Ben Affleck repurposes his Bat-training for this role as an autistic forensic accountant who becomes a lethal weapon, and he kills it. If Affleck’s Batman was the best thing about Batman v Superman: Dawn of Justice, his deadly and socially awkward Christian Wolff is even better, as is the flawed thriller that surrounds him. 

Plotwise, The Accountant is messy at best. Known for cooking the books for the world’s most wanted men, Wolff is hired to find missing millions for a Bill Gates-ian tech magnate, Lamar Black (John Lithgow). When his CPA-ing leads to some mysterious deaths perpetrated by Jon Bernthal (formerly of “The Walking Dead”), Christian goes into protector mode for an endangered pretty face, Dana Cummings (Anna Kendrick). 

Concurrently, the Treasury director (J.K. Simmons) is blackmailing a young agent, Marybeth Medina (Cynthia Addai-Robinson), into identifying and locating the sought-after book cooker.

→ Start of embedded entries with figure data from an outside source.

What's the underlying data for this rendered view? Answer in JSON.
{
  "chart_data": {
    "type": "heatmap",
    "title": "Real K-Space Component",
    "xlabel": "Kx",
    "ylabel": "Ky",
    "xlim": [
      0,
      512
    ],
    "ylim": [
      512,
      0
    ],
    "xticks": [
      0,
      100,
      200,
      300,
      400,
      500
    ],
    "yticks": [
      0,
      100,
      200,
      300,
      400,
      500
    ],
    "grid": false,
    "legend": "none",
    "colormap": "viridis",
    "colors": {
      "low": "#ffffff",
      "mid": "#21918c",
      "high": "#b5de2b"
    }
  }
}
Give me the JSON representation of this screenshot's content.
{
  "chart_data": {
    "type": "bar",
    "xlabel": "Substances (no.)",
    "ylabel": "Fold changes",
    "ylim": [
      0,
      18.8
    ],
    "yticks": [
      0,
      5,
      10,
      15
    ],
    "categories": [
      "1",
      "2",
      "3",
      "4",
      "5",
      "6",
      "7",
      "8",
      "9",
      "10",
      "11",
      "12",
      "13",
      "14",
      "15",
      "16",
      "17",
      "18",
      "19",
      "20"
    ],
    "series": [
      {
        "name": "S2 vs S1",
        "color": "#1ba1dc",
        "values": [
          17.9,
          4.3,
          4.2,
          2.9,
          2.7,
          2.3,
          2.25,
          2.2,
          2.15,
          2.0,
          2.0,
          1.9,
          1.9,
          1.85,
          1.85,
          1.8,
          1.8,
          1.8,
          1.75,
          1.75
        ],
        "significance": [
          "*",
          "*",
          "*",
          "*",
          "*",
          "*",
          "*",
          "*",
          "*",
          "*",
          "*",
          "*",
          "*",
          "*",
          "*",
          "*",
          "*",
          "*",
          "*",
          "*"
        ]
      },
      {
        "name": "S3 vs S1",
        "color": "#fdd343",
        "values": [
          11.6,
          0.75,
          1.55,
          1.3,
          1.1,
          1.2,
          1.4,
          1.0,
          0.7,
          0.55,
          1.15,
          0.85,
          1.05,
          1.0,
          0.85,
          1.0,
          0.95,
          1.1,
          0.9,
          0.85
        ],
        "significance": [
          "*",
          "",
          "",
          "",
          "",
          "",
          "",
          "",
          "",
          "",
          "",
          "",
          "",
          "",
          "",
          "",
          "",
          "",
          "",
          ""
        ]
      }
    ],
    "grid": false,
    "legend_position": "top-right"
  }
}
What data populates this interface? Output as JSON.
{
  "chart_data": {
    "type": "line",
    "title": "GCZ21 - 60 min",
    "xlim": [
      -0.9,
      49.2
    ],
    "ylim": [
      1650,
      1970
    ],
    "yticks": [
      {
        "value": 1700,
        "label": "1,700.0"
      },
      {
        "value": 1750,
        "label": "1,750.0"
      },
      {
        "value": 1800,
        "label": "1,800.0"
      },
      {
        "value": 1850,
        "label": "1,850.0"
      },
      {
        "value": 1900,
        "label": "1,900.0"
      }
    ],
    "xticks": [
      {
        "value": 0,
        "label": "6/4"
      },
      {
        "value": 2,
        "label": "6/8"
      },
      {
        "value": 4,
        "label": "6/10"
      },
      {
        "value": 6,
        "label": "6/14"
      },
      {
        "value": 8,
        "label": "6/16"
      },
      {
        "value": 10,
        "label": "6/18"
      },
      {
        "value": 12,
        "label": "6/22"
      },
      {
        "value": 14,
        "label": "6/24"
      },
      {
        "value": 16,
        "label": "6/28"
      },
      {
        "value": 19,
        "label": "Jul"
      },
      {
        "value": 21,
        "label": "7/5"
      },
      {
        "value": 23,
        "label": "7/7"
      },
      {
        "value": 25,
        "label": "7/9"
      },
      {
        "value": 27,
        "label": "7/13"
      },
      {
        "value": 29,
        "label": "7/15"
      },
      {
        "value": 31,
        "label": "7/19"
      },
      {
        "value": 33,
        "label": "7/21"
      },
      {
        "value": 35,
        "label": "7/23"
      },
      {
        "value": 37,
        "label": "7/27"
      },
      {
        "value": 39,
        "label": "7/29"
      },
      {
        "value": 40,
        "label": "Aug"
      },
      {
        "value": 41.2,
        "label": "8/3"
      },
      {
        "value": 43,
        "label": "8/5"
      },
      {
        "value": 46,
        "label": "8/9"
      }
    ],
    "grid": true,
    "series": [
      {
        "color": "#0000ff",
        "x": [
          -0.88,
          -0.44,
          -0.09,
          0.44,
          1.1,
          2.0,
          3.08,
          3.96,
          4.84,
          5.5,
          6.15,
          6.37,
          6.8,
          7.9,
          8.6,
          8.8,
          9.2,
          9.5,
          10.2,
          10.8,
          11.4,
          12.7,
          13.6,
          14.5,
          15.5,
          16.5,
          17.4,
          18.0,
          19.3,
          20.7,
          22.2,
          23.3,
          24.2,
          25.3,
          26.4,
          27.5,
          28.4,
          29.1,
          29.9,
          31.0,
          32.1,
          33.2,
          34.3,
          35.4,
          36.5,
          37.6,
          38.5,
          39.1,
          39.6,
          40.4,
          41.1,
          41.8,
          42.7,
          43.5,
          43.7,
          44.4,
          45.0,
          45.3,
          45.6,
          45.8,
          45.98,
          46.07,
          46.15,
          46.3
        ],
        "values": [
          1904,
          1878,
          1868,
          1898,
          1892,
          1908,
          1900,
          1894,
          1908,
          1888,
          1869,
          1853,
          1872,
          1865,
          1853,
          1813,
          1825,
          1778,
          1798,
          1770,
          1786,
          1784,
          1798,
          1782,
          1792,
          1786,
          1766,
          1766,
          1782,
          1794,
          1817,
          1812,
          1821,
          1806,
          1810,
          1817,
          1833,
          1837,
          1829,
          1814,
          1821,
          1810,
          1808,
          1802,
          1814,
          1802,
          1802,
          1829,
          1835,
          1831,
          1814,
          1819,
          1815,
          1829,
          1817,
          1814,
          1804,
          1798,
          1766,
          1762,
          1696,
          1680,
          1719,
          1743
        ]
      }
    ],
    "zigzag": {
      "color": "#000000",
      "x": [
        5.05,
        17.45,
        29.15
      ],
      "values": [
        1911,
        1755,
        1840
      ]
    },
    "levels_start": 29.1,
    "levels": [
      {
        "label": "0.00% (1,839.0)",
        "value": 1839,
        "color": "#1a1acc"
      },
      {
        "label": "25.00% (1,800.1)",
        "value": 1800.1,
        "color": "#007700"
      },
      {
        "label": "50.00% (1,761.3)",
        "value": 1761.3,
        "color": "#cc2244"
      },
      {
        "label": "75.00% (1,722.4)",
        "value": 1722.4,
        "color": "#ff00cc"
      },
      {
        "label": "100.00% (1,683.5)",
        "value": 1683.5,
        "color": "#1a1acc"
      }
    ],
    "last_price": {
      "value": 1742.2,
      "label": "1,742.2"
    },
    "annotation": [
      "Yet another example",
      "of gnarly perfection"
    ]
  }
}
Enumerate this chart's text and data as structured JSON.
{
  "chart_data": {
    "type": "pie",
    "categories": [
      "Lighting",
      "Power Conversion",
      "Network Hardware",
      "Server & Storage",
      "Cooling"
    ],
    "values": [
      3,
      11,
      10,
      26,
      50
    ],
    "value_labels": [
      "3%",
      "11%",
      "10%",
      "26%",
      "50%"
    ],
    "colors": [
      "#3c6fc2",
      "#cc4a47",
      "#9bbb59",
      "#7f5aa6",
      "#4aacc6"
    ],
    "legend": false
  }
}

Some of the movie’s weakest moments involve her unlikely deductions about the title character’s identity. “Laughable” is being generous. 

Eventually, all the plots converge in the most obvious ways. How the movie thinks its big third-act reveal is still a surprise is beyond me; most viewers should nail it by early act two, at least. Still, the action often thrills, and Kendrick provides some sweet comic relief.

Considering the rising number of autistic children born in the United States, an autistic hero is laudable, but Affleck’s accountant may be too much of a Punisher–level antihero. The movie struggles to make him sound as bad as it envisions. The Terminator-tough Wolff is a better cinematic Jack Reacher than Tom Cruise’s on-deck Jack Reacher, even when his last scene seems like an SNL sketch starring Ben Affleck as Adam Sandler as Jason Bourne. 

The Accountant generated more complicated feelings than I predicted. Its flaws should be crippling but are not, thanks to such a grounded, badass protagonist. I’d watch a sequel; maybe it could involve an audit that turns into a hallway fight à la Oldboy or any season of Netflix’s “Daredevil.”